So President Bush wants to enact an amendment to the Constitution banning gay marriage.

First of all, I owe you full disclosure: I adamantly oppose this idea. I think gay marriage offends the civil rights protected under the Constitution. Now you know.

The interesting thing to me about Bush's push to amend the Constitution to basically carve out a section of the population is that Bush and his legal advisors also probably think the Constitution, in its current form, protects gay marriage. If not, why the sudden vitriol to specifically declare that the right of marriage shall not extend to homosexuals? Indeed, others appear to have made this inference, such as the article I linked above:

The Bush White House fears the law could be struck down and allow gay couples married in one state to have the same rights as traditionally married couples in all other states.

For one, the fact that we've entered a full blown election season has much to do with it. It should surprise few that Bush has taken steps to shore up his conservative base. He did the same thing in 2000 by talking about the importance of faith-based initiatives, and even endured some major criticism for campaigning at Bob Jones University.

But perhaps more importantly, the stage seems somewhat set for a Supreme Court ruling that the Constitution protects gay marriage.

For one thing, we have a federal statute that begs for judicial inquiry in the Defense of Marriage Act, signed into law by President Clinton (somewhat curiously, perhaps). The gist of the DMA is that, for federal purposes, marriage constitutes a legal union between a man and a woman. So in any federal law referencing marriage (the Internal Revenue Code is a great example), rights of married persons cannot extend to gay couples joined civilly in states that have allowed such relationships.

Moreover, the gay community has mobilized, and their rapid mobilization has caught the country somewhat off-guard. Their assault on the clerk's office in San Francisco has proven a master stroke of planning, as many other municipalities seem ready to fall behind San Francisco. I thought I saw today that the California Supreme Court will address the issue, but I can find no news story confirming it.
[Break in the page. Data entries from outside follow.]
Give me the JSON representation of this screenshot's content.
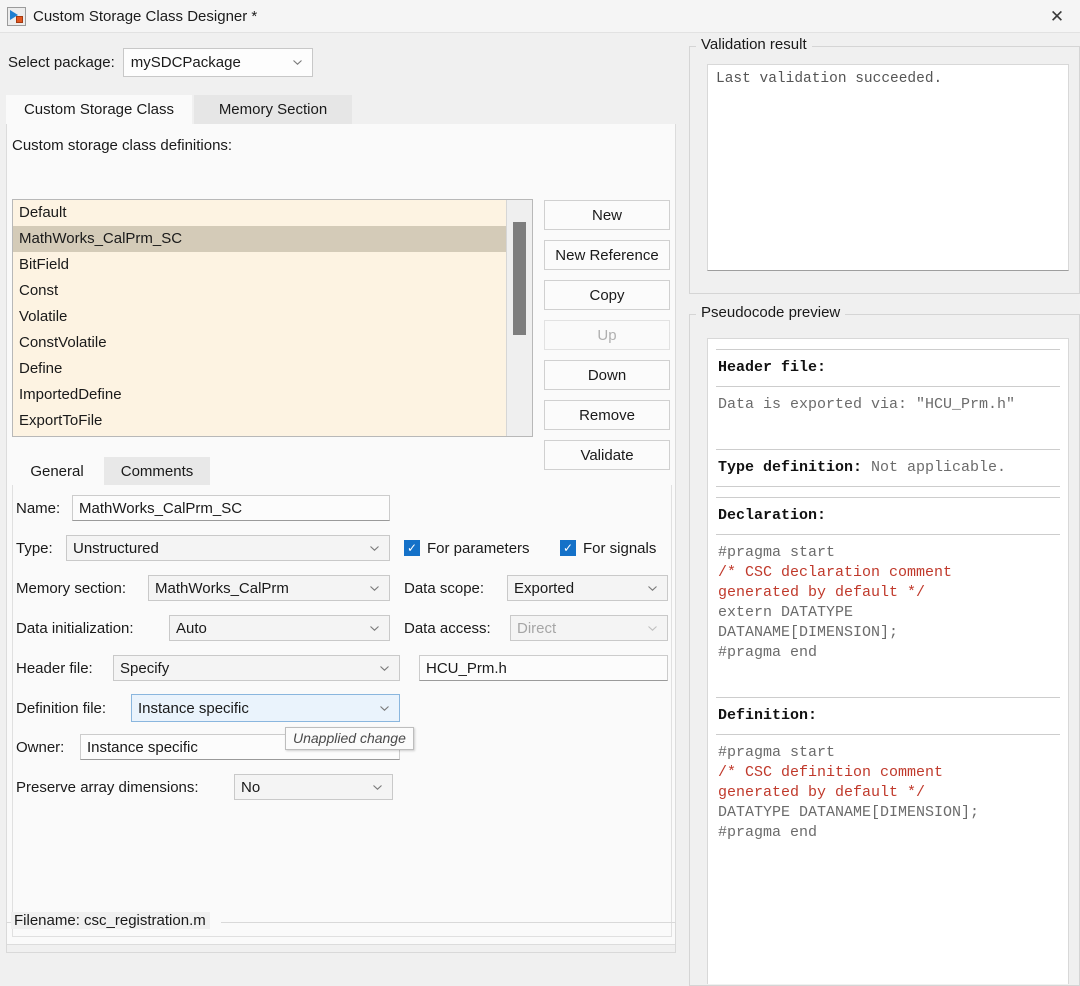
{
  "window": {
    "title": "Custom Storage Class Designer *",
    "app_icon": "custom-storage-class-designer-icon",
    "close_icon": "✕"
  },
  "package": {
    "label": "Select package:",
    "value": "mySDCPackage"
  },
  "tabs": [
    {
      "label": "Custom Storage Class",
      "active": true
    },
    {
      "label": "Memory Section",
      "active": false
    }
  ],
  "definitions": {
    "label": "Custom storage class definitions:",
    "items": [
      "Default",
      "MathWorks_CalPrm_SC",
      "BitField",
      "Const",
      "Volatile",
      "ConstVolatile",
      "Define",
      "ImportedDefine",
      "ExportToFile"
    ],
    "selected": "MathWorks_CalPrm_SC"
  },
  "buttons": [
    {
      "label": "New",
      "enabled": true
    },
    {
      "label": "New Reference",
      "enabled": true
    },
    {
      "label": "Copy",
      "enabled": true
    },
    {
      "label": "Up",
      "enabled": false
    },
    {
      "label": "Down",
      "enabled": true
    },
    {
      "label": "Remove",
      "enabled": true
    },
    {
      "label": "Validate",
      "enabled": true
    }
  ],
  "inner_tabs": [
    {
      "label": "General",
      "active": true
    },
    {
      "label": "Comments",
      "active": false
    }
  ],
  "form": {
    "name_label": "Name:",
    "name_value": "MathWorks_CalPrm_SC",
    "type_label": "Type:",
    "type_value": "Unstructured",
    "for_parameters_label": "For parameters",
    "for_parameters_checked": true,
    "for_signals_label": "For signals",
    "for_signals_checked": true,
    "memory_section_label": "Memory section:",
    "memory_section_value": "MathWorks_CalPrm",
    "data_scope_label": "Data scope:",
    "data_scope_value": "Exported",
    "data_initialization_label": "Data initialization:",
    "data_initialization_value": "Auto",
    "data_access_label": "Data access:",
    "data_access_value": "Direct",
    "header_file_label": "Header file:",
    "header_file_value": "Specify",
    "header_file_name": "HCU_Prm.h",
    "definition_file_label": "Definition file:",
    "definition_file_value": "Instance specific",
    "owner_label": "Owner:",
    "owner_value": "Instance specific",
    "preserve_array_label": "Preserve array dimensions:",
    "preserve_array_value": "No"
  },
  "tooltip": {
    "text": "Unapplied change"
  },
  "filename": {
    "text": "Filename: csc_registration.m"
  },
  "validation": {
    "legend": "Validation result",
    "text": "Last validation succeeded."
  },
  "pseudocode": {
    "legend": "Pseudocode preview",
    "header_file_title": "Header file:",
    "header_file_body": "Data is exported via: \"HCU_Prm.h\"",
    "type_definition_title": "Type definition:",
    "type_definition_value": " Not applicable.",
    "declaration_title": "Declaration:",
    "declaration_line1": "#pragma start",
    "declaration_comment": "/* CSC declaration comment\ngenerated by default */",
    "declaration_line2": "extern DATATYPE\nDATANAME[DIMENSION];\n#pragma end",
    "definition_title": "Definition:",
    "definition_line1": "#pragma start",
    "definition_comment": "/* CSC definition comment\ngenerated by default */",
    "definition_line2": "DATATYPE DATANAME[DIMENSION];\n#pragma end"
  },
  "colors": {
    "accent": "#1471c8",
    "list_background": "#fdf3e2",
    "list_selection": "#d4cbb8",
    "comment_red": "#c0392b",
    "window_background": "#f0f0f0"
  }
}
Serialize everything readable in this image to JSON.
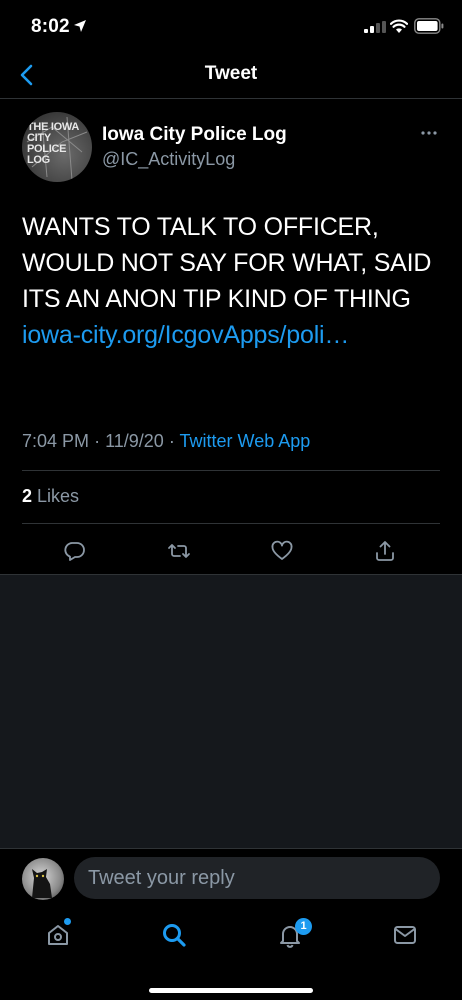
{
  "status_bar": {
    "time": "8:02"
  },
  "nav": {
    "title": "Tweet"
  },
  "tweet": {
    "avatar_text": "THE IOWA CITY POLICE LOG",
    "author_name": "Iowa City Police Log",
    "author_handle": "@IC_ActivityLog",
    "body": "WANTS TO TALK TO OFFICER, WOULD NOT SAY FOR WHAT, SAID ITS AN ANON TIP KIND OF THING",
    "link": "iowa-city.org/IcgovApps/poli…",
    "time": "7:04 PM",
    "date": "11/9/20",
    "separator": "·",
    "source": "Twitter Web App",
    "likes_count": "2",
    "likes_label": "Likes"
  },
  "reply": {
    "placeholder": "Tweet your reply"
  },
  "tabs": {
    "notifications_badge": "1"
  },
  "colors": {
    "accent": "#1d9bf0",
    "muted": "#8b98a5",
    "background": "#000000",
    "divider": "#2f3336"
  },
  "icons": [
    "back-chevron-icon",
    "more-icon",
    "reply-icon",
    "retweet-icon",
    "like-icon",
    "share-icon",
    "home-icon",
    "search-icon",
    "notifications-icon",
    "messages-icon"
  ]
}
Thirdly, and perhaps most interesting, we have the Lawrence v. Texas decision from the U.S. Supreme Court that came out last summer, declaring that states may not make homosexual sex illegal.

The decision indicates some sympathy on the high court for homosexuals and their putative rights. Moreover, the court decided the case on a 5-3 basis, with Justice O'Connor joining the majority in the judgment but not the opinion. The essential 6-3 decision adds some force to the ruling, and gives interesting grounds for speculation. Predictably, Justices Breyer, Ginsburg, Souter and Stevens would likely vote that the DMA violates the Constitution. Justice Kennedy, who wrote the opinion in Lawrence might or might not, as he has a historically conservative side (which explains the surprise of many that he authored the Lawrence opinion, but which perhaps also gave it more force). Justice O'Connor, who would have ruled against Texas on equal protection grounds rather than substantive due process grounds, would constitute another critical swing vote, though perhaps more willing to side with the liberal wing of the Court than Justice Souter on this potential issue. Justices Scalia and Thomas, and Chief Justice Rehnquist, would certainly uphold the validity of the DMA.
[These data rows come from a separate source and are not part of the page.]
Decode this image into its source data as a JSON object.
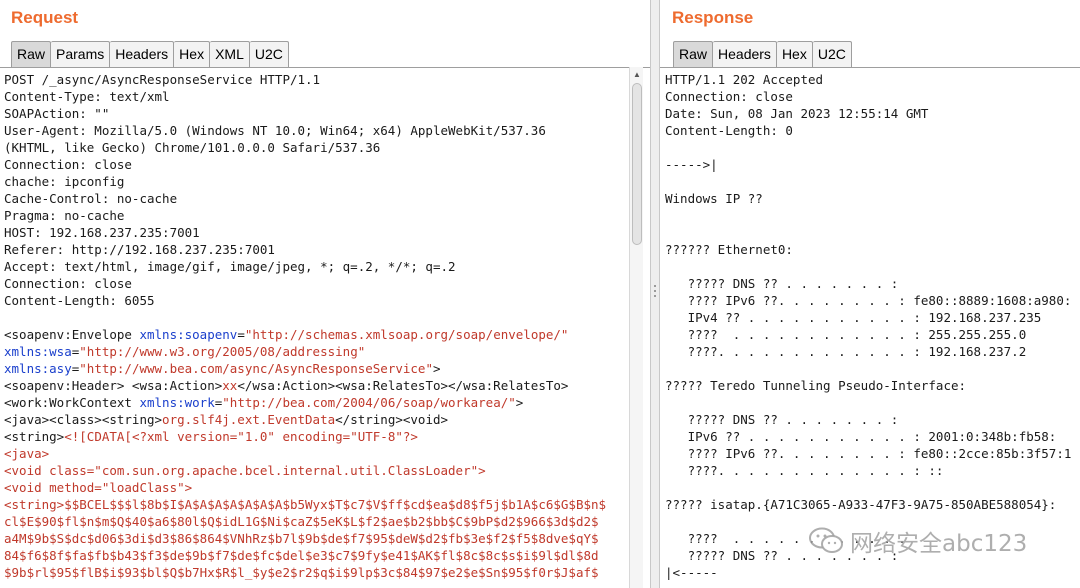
{
  "request": {
    "title": "Request",
    "tabs": [
      "Raw",
      "Params",
      "Headers",
      "Hex",
      "XML",
      "U2C"
    ],
    "active_tab": "Raw",
    "lines": [
      [
        {
          "t": "POST /_async/AsyncResponseService HTTP/1.1",
          "c": "dark"
        }
      ],
      [
        {
          "t": "Content-Type: text/xml",
          "c": "dark"
        }
      ],
      [
        {
          "t": "SOAPAction: \"\"",
          "c": "dark"
        }
      ],
      [
        {
          "t": "User-Agent: Mozilla/5.0 (Windows NT 10.0; Win64; x64) AppleWebKit/537.36",
          "c": "dark"
        }
      ],
      [
        {
          "t": "(KHTML, like Gecko) Chrome/101.0.0.0 Safari/537.36",
          "c": "dark"
        }
      ],
      [
        {
          "t": "Connection: close",
          "c": "dark"
        }
      ],
      [
        {
          "t": "chache: ipconfig",
          "c": "dark"
        }
      ],
      [
        {
          "t": "Cache-Control: no-cache",
          "c": "dark"
        }
      ],
      [
        {
          "t": "Pragma: no-cache",
          "c": "dark"
        }
      ],
      [
        {
          "t": "HOST: 192.168.237.235:7001",
          "c": "dark"
        }
      ],
      [
        {
          "t": "Referer: http://192.168.237.235:7001",
          "c": "dark"
        }
      ],
      [
        {
          "t": "Accept: text/html, image/gif, image/jpeg, *; q=.2, */*; q=.2",
          "c": "dark"
        }
      ],
      [
        {
          "t": "Connection: close",
          "c": "dark"
        }
      ],
      [
        {
          "t": "Content-Length: 6055",
          "c": "dark"
        }
      ],
      [],
      [
        {
          "t": "<soapenv:Envelope ",
          "c": "dark"
        },
        {
          "t": "xmlns:soapenv",
          "c": "blue"
        },
        {
          "t": "=",
          "c": "dark"
        },
        {
          "t": "\"http://schemas.xmlsoap.org/soap/envelope/\"",
          "c": "red"
        }
      ],
      [
        {
          "t": "xmlns:wsa",
          "c": "blue"
        },
        {
          "t": "=",
          "c": "dark"
        },
        {
          "t": "\"http://www.w3.org/2005/08/addressing\"",
          "c": "red"
        }
      ],
      [
        {
          "t": "xmlns:asy",
          "c": "blue"
        },
        {
          "t": "=",
          "c": "dark"
        },
        {
          "t": "\"http://www.bea.com/async/AsyncResponseService\"",
          "c": "red"
        },
        {
          "t": ">",
          "c": "dark"
        }
      ],
      [
        {
          "t": "<soapenv:Header> <wsa:Action>",
          "c": "dark"
        },
        {
          "t": "xx",
          "c": "red"
        },
        {
          "t": "</wsa:Action><wsa:RelatesTo></wsa:RelatesTo>",
          "c": "dark"
        }
      ],
      [
        {
          "t": "<work:WorkContext ",
          "c": "dark"
        },
        {
          "t": "xmlns:work",
          "c": "blue"
        },
        {
          "t": "=",
          "c": "dark"
        },
        {
          "t": "\"http://bea.com/2004/06/soap/workarea/\"",
          "c": "red"
        },
        {
          "t": ">",
          "c": "dark"
        }
      ],
      [
        {
          "t": "<java><class><string>",
          "c": "dark"
        },
        {
          "t": "org.slf4j.ext.EventData",
          "c": "red"
        },
        {
          "t": "</string><void>",
          "c": "dark"
        }
      ],
      [
        {
          "t": "<string>",
          "c": "dark"
        },
        {
          "t": "<![CDATA[<?xml version=\"1.0\" encoding=\"UTF-8\"?>",
          "c": "red"
        }
      ],
      [
        {
          "t": "<java>",
          "c": "red"
        }
      ],
      [
        {
          "t": "<void class=\"com.sun.org.apache.bcel.internal.util.ClassLoader\">",
          "c": "red"
        }
      ],
      [
        {
          "t": "<void method=\"loadClass\">",
          "c": "red"
        }
      ],
      [
        {
          "t": "<string>$$BCEL$$$l$8b$I$A$A$A$A$A$A$A$b5Wyx$T$c7$V$ff$cd$ea$d8$f5j$b1A$c6$G$B$n$",
          "c": "red"
        }
      ],
      [
        {
          "t": "cl$E$90$fl$n$m$Q$40$a6$80l$Q$idL1G$Ni$caZ$5eK$L$f2$ae$b2$bb$C$9bP$d2$966$3d$d2$",
          "c": "red"
        }
      ],
      [
        {
          "t": "a4M$9b$S$dc$d06$3di$d3$86$864$VNhRz$b7l$9b$de$f7$95$deW$d2$fb$3e$f2$f5$8dve$qY$",
          "c": "red"
        }
      ],
      [
        {
          "t": "84$f6$8f$fa$fb$b43$f3$de$9b$f7$de$fc$del$e3$c7$9fy$e41$AK$fl$8c$8c$s$i$9l$dl$8d",
          "c": "red"
        }
      ],
      [
        {
          "t": "$9b$rl$95$flB$i$93$bl$Q$b7Hx$R$l_$y$e2$r2$q$i$9lp$3c$84$97$e2$e$Sn$95$f0r$J$af$",
          "c": "red"
        }
      ]
    ]
  },
  "response": {
    "title": "Response",
    "tabs": [
      "Raw",
      "Headers",
      "Hex",
      "U2C"
    ],
    "active_tab": "Raw",
    "lines": [
      "HTTP/1.1 202 Accepted",
      "Connection: close",
      "Date: Sun, 08 Jan 2023 12:55:14 GMT",
      "Content-Length: 0",
      "",
      "----->|",
      "",
      "Windows IP ??",
      "",
      "",
      "?????? Ethernet0:",
      "",
      "   ????? DNS ?? . . . . . . . :",
      "   ???? IPv6 ??. . . . . . . . : fe80::8889:1608:a980:",
      "   IPv4 ?? . . . . . . . . . . . : 192.168.237.235",
      "   ????  . . . . . . . . . . . . : 255.255.255.0",
      "   ????. . . . . . . . . . . . . : 192.168.237.2",
      "",
      "????? Teredo Tunneling Pseudo-Interface:",
      "",
      "   ????? DNS ?? . . . . . . . :",
      "   IPv6 ?? . . . . . . . . . . . : 2001:0:348b:fb58:",
      "   ???? IPv6 ??. . . . . . . . : fe80::2cce:85b:3f57:1",
      "   ????. . . . . . . . . . . . . : ::",
      "",
      "????? isatap.{A71C3065-A933-47F3-9A75-850ABE588054}:",
      "",
      "   ????  . . . . . . . . . . . .",
      "   ????? DNS ?? . . . . . . . :",
      "|<-----"
    ]
  },
  "watermark": {
    "text": "网络安全abc123"
  }
}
Yet though the stage appears set, the Defense of Marriage Act has curiously evaded any constitutional challenge to this point. Which leaves us with a political determination from Congress and the president, but not a legal determination from the federal courts. It would seem to me that something this important would have become a focus of ACLU litigation somewhere.
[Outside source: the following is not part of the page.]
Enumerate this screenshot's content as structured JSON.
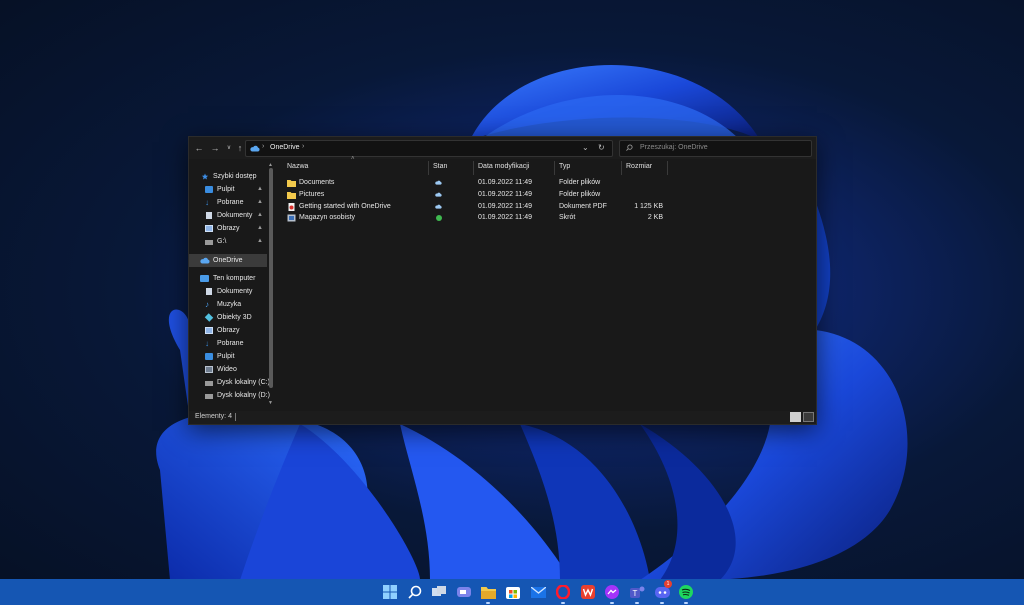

But assuming this does happen at some point, the big question I have, if and when the Supreme Court considers a challenge to the DMA and if they can declare it unconstitutional, is where they might find the grounds for such a ruling.

Lawrence v. Texas relied on the 14th Amendment. However, the substantive due process and equal protection doctrines of that amendment apply only to the states, not to the federal government. If I recall my Constitution correctly, the federal government must observe the due process dictates of the 5th Amendment, but that due process seems a wholly different animal than the one referenced by the 14th Amendment. No similar equal protection language exists in the Constitution applying to the federal government.

Perhaps the Court could establish under the 14th Amendment that the states could not make gay marriage illegal, and then, using the 9th Amendment, claim that it is axiomatic that if the states cannot deny a civil right, the federal government certainly cannot deny it. But the Constitutional grounds remain somewhat curious, at least to me.

Anyway, the thing I don't understand is how the DMA has escaped constitutional challenge to this point, but with everything happening right now, perhaps one will come very soon. I really doubt President Bush could manage to get the Constitution amended without the Supreme Court first passing on the issue, so I ultimately believe that the first important clarification will come with a Supreme Court interpretation of the Defense of Marriage Act, if it ever indeed happens.

Under the current Court, gay marriage might have a chance. 4 more years under Bush (which will almost certainly result in the retirement of Chief Justice Rehnquist and a new, equally conservative chief, and may likely result in the retirement of Justice Stevens, the liberal bloc's eldest member) might very well change that.